Cilla was quiet, but eager. “We all know his father’s story—but what of his mother? Has she no say in the matter?”

“Why, yes, she was well enough, and a long way too good for old Gaunt; but she died when Reuben was a bairn. She never had a chance to better his wild upbringing.”

And then, at last, after an uneasy silence, the yeoman got to the heart of the matter. His fondness for Cilla was embarrassing at times; it gave him too keen an insight into any change of mood in her, and he had guessed the secret of this restlessness which had fallen on her since the news of fever came from Ghyll.

“Lile lass,” he said, “I’ve been thinking a deal to-night, and I wish more than ever that ye’d persuaded David the Smith to stay on i’ Garth. Whether ye wouldn’t have him, or whether his big hulking shyness stood up between the two o’ ye and wouldn’t let him ask ye, ’tis not for me to say; but I’m more than ever sorry, lass, as things have turned out.”

“Why, father?” A delicate colour had crept into Cilla’s face, but there was that steady light in her eyes which the yeoman feared.

“Well, Reuben is free to go wandering again—”

“No, no!” Her treason to the dead seemed baser than it had in the silence of the road outside. This outspoken hint of it from another showed all its meanness to the girl’s sensitive fancy. “No, father! We must not talk of such—of such foolishness. Reuben may be dead before the month is out.”

“Well, yes,” said Hirst, soberly. “Maybe I spoke out o’ season, Cilla. There, lass! Gaunt has done what I dursn’t, and I’m shamed to own to it, and I’m hoping he’ll come through it, as he deserves.”

So then Cilla came and sat at his knee, for the intimacy between these two was full of understanding.
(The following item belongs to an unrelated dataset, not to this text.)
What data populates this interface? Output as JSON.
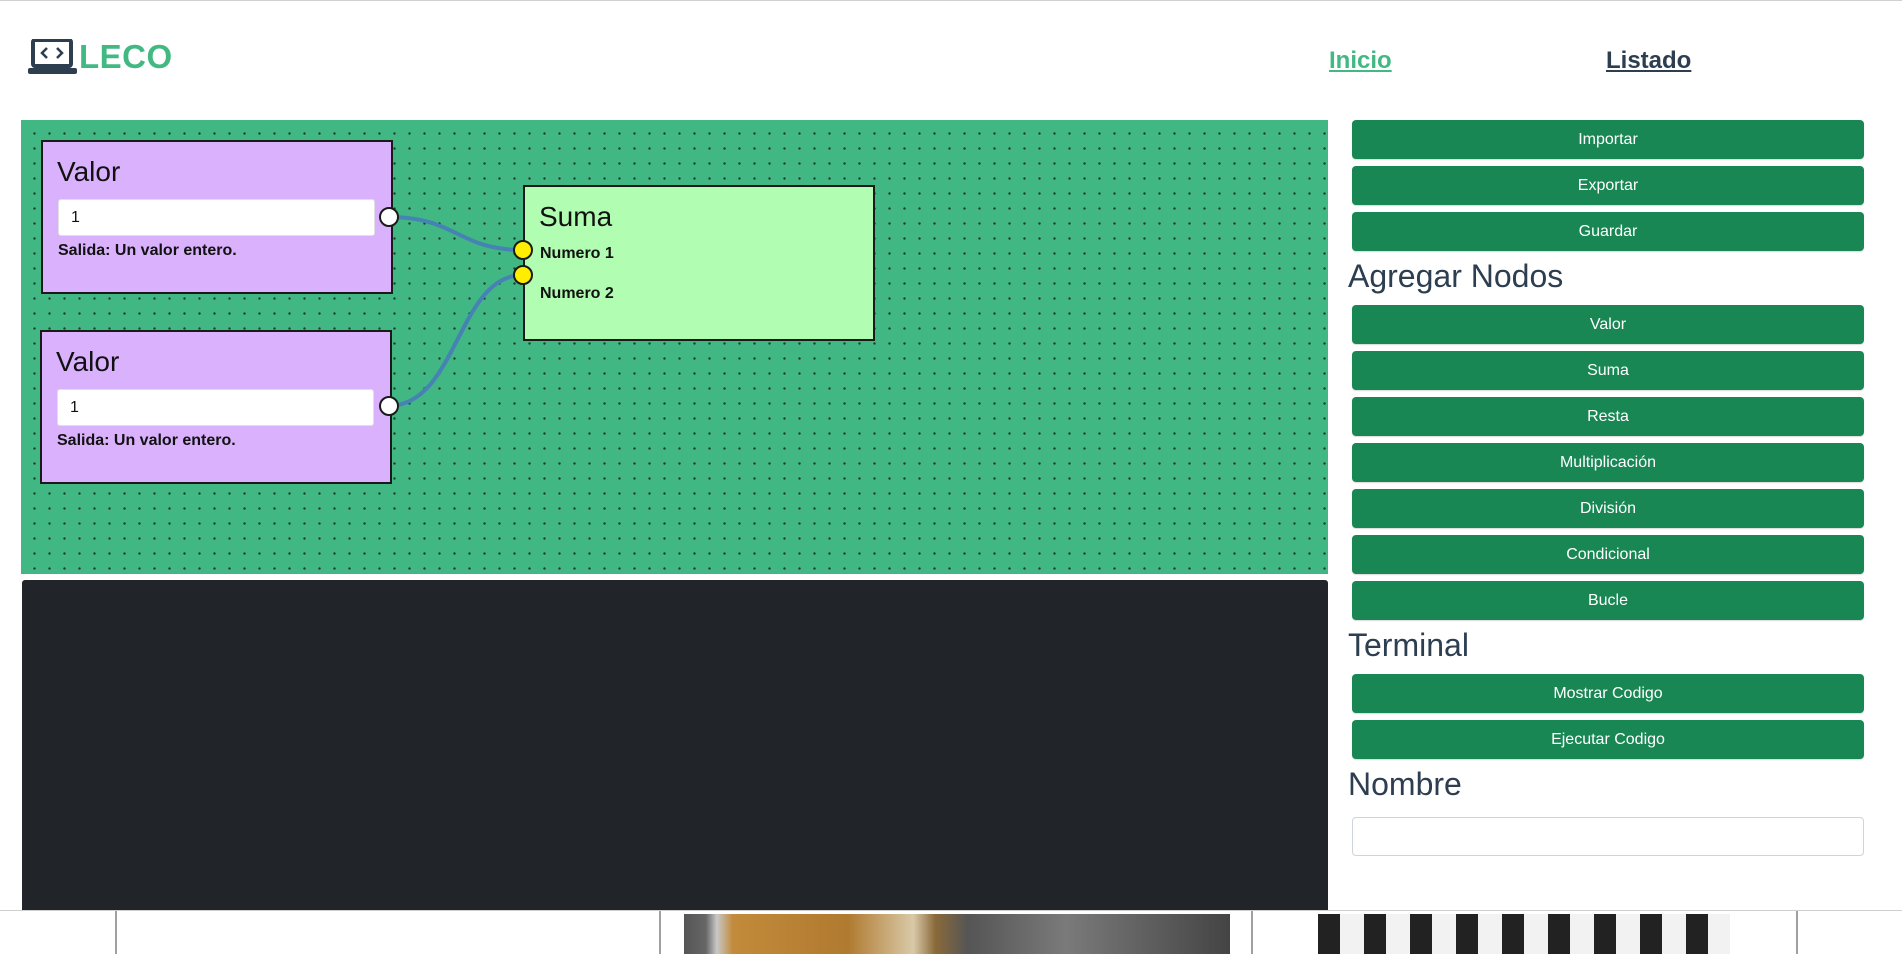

Her father was quick to blame himself for the few ungenerous thoughts that came his way, and she knew how hard it was for him at any time to speak well of Reuben Gaunt.

“And not only that,” she went on. “Reuben may be this or that, father—but he has seen Peggy o’ Mathewson’s die, and he has helped to bury her, so the doctor tells me, and—and, father, I think we ought to leave him with his thoughts; they’ll be sad ones.”